Я подбежал к кабине и, вскочив на платформу, крикнул этому Марселю, чтоб он настроился на частоту моего шлемофона.

— Давай, моя Кати́, моя девочка! — пробормотал Марсель.

Сверху раздался громкий и многократный металлический лязг. Я задрал голову — это разошлись, покачиваясь, по кругу двухъярусные лопасти винтокрылой машины.

Плавно разгоняясь, загудел двигатель, и лопасти начали вращение. Стал подниматься ветер.

— Там кнопка люка, — крикнул из кабины Марсель, не отрываясь от пульта.

Я попытался проследить за его небрежным жестом — на одном из противоположных пилонов я и впрямь заметил рубильник, окрашенный красным, и какую-то табличку под ним, испещренную убористым шрифтом.

Я бросился туда, и когда добежал до него и с силой рванул вниз, под потолком что-то загудело, заскрипело, и раздался громкий взрыв…

В первые мгновения я решил, что Марсель нас подставил и я привел в действие какой-то ликвидирующий механизм. К тому же сверху вдруг посыпался песок и мелкие камни, но затем вновь раздался взрыв, и я, подбежав к вертолету, посмотрел в ту сторону, откуда шел звук, а теперь еще и валил дым…

Это сработали растяжки с осколочными гранатами, которые поставила Лайла. За грудой ящиков, рядом с которыми валялись бочки, те самые, послужившие мне укрытием, блестел внимательным глазом парный объектив и торчали пулеметные стволы патрульного робота модели «Берсерк»…

Первая пулеметная очередь зарокотала над моей головой, и несколько пуль, высекая снопы искр, отрикошетили от задней части фюзеляжа геликоптера…

Они нас нашли!

— Взлетаем! — крикнул я Марселю, на всякий случай отчаянно жестикулируя…

— Двигатель надо прогреть, — буднично ответил пилот у меня в наушниках. — Что там за шум?

— Роботы! — только и смог я крикнуть, вынимая из разгрузки гранату и швыряя ее как можно дальше, туда, к бочкам…

В потолке уже образовалась приличная щель, в которую проглядывало ночное небо с легким веером облаков. Оттуда-то и сыпался песок с камнями.
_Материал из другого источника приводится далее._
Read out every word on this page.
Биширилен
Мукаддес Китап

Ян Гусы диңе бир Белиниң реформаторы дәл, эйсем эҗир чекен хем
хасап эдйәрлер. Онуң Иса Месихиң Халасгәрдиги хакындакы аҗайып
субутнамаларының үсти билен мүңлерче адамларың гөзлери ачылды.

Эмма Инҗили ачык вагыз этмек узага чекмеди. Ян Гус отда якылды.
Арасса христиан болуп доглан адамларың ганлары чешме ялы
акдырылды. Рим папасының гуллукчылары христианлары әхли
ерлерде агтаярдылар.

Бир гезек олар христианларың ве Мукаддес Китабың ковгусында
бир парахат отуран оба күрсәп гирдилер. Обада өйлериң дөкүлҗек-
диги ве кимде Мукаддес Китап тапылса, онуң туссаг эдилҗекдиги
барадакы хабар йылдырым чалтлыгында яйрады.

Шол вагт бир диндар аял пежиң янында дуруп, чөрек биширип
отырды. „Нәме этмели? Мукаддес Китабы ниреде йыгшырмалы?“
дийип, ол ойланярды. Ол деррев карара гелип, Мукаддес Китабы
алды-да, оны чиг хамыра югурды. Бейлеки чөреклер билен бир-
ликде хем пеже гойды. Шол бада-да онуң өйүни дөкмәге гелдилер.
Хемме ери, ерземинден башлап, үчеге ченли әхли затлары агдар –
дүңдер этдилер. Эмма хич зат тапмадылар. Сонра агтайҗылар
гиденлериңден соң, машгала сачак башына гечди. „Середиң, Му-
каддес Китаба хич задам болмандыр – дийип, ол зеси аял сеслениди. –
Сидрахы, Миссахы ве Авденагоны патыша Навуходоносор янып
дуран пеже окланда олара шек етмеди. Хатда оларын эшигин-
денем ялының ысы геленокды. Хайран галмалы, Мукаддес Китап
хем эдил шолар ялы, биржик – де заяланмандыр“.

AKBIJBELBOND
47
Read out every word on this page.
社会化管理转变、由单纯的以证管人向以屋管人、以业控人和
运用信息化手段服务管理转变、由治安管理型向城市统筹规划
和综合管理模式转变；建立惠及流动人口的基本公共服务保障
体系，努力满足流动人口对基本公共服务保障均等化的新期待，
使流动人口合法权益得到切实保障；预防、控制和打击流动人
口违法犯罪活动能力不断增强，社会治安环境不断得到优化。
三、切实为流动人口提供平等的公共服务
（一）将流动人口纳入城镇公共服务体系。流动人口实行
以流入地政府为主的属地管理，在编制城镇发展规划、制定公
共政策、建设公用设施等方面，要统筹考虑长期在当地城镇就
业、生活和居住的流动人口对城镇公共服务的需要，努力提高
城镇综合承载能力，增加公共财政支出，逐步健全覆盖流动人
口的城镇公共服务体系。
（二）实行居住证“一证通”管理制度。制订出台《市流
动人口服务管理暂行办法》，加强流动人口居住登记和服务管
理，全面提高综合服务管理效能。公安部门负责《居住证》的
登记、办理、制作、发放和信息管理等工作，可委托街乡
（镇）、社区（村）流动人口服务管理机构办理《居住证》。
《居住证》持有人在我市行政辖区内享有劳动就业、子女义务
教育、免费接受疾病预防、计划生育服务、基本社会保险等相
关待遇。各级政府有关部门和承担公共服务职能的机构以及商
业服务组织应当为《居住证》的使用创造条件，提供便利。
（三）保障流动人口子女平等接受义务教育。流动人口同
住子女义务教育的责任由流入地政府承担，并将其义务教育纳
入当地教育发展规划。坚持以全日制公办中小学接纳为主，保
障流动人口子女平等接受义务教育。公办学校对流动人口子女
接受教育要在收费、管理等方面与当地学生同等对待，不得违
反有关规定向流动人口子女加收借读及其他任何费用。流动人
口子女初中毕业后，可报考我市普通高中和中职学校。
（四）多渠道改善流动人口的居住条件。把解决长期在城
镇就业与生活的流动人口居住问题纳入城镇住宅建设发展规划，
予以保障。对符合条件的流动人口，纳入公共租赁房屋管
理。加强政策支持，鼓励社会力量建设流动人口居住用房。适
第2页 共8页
Вновь грянул взрыв, а в проеме десантного люка показалось встревоженное лицо Лайлы.

Возле бочек вспыхнуло тяжелое оранжевое пламя с черным масляным дымом. Уж не знаю, куда угодила граната: может, в бочке были остатки горючего или машинного масла, а может, это протекшее из рукава топливо…

Опять что-то громыхнуло, и огня стало больше. Помещение заполнялось дымом, сквозь который свистели пули, а самого робота не было видно. Наверное, он предпринял обходной маневр. На этот раз пули ложились перед хвостом вертолета.

— Марсель, полетели! — вновь крикнул я.

— Я не могу протаранить потолок! — ответил он с нервическими нотками в голосе.

Я вскинул голову вверх: потолочный люк уже отъехал почти до середины. Вокруг клубилась песчаная пыль и едкий дым, разгоняемый винтами вертолета.

Ну быстрее же! Открывайся…

И тут из-за стены пламени показался угловатый силуэт, напоминающий неуклюжее насекомое: «Берсерк» все же прорвался сквозь огонь. Его гусеничные блоки пылали от налипшего топлива, он складывался пополам, одновременно разворачивая орудийную станину в мою сторону.

Я выпустил в него бесполезную очередь из автомата, стараясь попасть по его видеосканерам, а сам спрятался за вытянутым горбатым носом вертолета.

Вновь заработали пулеметы «Берсерка», и по корпусу вертолета застучали пули — роботы пытались взять нас с флангов, но угол атаки даже через ширину ворот был маловат…

— Дэн, скорее! — услышал я в шлемофоне встревоженный возглас Ирины.

— Марсель, давай, а то пристрелю! — крикнул я и кубарем подкатился к подножке десантного люка.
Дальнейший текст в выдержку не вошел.